[R-meta] Can correlation coefficients be used as moderator in meta-regression model when effect size is also from correlation coefficient
ch@t|nger @end|ng |rom 163@com
Thu Jan 24 03:12:58 CET 2019
I'm doing a meta-analysis on how soil microbial biomass (SMB) changes with elevational gradients globally. Now I have a problem in meta-regression. Hope someone can give me a hand.
In the meta-analysis, we collected data from 72 elevational transects. As SMB were from two different measuring methods (i.e. PLFAs and CFE) with different units. So the Pearson correlation coefficients betweeen SMB and elevation were calculated and then used as the effect size. As the correlation coefficient is unitless; therefore, data from PLFAs and CFE could be compared directly. If SMB increase with elevation, effect size was positive; conversely, effect size was negative.

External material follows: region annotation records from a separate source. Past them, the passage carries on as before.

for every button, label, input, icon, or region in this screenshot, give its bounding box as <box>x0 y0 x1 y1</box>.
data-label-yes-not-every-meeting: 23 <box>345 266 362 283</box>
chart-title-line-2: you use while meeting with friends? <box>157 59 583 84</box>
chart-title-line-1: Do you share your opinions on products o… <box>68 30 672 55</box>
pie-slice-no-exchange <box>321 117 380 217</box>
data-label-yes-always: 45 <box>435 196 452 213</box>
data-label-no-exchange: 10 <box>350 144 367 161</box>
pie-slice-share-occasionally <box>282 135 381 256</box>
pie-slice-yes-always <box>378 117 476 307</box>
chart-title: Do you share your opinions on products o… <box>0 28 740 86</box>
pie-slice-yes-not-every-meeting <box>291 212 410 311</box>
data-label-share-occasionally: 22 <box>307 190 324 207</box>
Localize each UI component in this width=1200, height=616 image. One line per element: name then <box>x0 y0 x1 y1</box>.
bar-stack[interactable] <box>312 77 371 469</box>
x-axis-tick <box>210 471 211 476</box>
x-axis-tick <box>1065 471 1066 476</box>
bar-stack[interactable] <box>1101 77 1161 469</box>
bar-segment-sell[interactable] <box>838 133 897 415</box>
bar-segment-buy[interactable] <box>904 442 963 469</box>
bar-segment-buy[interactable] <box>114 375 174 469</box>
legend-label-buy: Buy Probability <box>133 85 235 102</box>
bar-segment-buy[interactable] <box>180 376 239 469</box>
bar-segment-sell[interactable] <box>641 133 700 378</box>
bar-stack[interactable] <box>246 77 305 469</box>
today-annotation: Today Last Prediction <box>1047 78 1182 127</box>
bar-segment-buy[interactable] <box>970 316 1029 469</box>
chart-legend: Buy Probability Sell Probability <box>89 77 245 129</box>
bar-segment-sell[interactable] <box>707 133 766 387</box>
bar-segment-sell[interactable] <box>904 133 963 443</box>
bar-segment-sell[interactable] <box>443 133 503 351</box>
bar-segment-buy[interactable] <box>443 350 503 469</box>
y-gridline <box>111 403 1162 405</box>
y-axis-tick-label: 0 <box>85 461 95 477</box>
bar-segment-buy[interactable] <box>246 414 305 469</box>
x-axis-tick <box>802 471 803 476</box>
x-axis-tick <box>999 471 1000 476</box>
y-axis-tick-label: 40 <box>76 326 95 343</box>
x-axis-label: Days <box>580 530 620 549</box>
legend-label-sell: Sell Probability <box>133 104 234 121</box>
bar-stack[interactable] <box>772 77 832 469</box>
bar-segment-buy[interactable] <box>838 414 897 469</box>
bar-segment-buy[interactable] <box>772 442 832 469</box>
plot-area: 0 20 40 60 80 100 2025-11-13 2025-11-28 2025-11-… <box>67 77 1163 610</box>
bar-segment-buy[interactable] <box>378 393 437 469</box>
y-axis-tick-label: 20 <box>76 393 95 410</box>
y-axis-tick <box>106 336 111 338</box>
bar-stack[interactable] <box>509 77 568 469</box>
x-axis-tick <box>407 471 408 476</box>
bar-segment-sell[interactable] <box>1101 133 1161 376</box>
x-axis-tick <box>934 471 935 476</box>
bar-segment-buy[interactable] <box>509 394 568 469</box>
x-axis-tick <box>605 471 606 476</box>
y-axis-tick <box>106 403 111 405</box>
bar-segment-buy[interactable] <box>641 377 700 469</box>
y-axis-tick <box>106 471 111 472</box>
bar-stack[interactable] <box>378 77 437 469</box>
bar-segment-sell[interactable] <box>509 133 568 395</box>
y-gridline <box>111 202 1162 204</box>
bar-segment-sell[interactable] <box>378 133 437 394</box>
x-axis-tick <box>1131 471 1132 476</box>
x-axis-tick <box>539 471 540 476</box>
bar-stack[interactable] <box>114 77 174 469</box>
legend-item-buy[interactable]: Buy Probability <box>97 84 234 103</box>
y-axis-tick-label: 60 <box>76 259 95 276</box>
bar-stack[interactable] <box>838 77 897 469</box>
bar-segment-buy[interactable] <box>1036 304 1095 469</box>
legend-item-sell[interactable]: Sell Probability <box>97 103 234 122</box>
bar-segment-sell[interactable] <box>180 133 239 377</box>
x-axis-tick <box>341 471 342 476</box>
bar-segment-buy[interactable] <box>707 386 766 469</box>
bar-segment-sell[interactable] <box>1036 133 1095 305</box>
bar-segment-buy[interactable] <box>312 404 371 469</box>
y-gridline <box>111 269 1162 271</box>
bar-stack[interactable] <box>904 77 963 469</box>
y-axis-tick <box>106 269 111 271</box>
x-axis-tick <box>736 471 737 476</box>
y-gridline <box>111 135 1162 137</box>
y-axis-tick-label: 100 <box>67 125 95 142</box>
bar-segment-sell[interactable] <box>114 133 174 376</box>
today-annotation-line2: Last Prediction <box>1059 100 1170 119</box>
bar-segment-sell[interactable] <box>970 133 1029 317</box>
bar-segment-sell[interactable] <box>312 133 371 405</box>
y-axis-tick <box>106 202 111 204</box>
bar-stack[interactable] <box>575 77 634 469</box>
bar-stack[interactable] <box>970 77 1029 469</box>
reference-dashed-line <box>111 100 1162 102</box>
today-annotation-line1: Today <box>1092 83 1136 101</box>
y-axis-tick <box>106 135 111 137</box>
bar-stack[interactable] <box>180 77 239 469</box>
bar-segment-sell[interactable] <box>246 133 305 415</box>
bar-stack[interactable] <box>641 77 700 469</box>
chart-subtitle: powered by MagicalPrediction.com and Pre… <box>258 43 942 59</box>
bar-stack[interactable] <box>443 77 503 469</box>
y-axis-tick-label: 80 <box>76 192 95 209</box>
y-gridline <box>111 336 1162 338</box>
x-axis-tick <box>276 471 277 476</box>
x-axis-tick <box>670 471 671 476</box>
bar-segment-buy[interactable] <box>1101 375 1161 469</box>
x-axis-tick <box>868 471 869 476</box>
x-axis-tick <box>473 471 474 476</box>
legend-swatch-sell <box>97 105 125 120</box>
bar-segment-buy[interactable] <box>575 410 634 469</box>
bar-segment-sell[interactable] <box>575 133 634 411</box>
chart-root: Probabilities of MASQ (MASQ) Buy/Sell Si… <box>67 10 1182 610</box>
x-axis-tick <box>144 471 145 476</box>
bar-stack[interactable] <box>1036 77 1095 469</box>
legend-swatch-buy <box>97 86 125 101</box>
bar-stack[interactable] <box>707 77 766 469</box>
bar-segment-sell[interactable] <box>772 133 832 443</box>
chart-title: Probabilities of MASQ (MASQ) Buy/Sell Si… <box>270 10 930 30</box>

The problem is in the moderator analysis. We hope to know which environmental factor (e.g. soil carbon concentration, temperature, precipitation, soil pH etc.) was most associated with SMB. As our response variable is the r effect size between elevation and SMB, the Pearson correlation coefficients between elevation and these environmental factors (i.e. MAT, MAP, SOC, TN, C:N, soil pH) were used as explanatory variables in the meta-regression model. The model in rma function is like this ( yi ~ temperature.r + precipitation.r + ph.r, random = ~ 1|Transect ID, …), where 'temperature.r' is the correlation coefficient between temperature and elevation in each transect, the same meanings to 'precipitation.r' and 'ph.r'. And results of the meta-regression are reasonable.
However, I have not read such an approach in any literature, which makes me unconfident. So my question is do you think my way of using correlation coefficient as moderator is reasonable?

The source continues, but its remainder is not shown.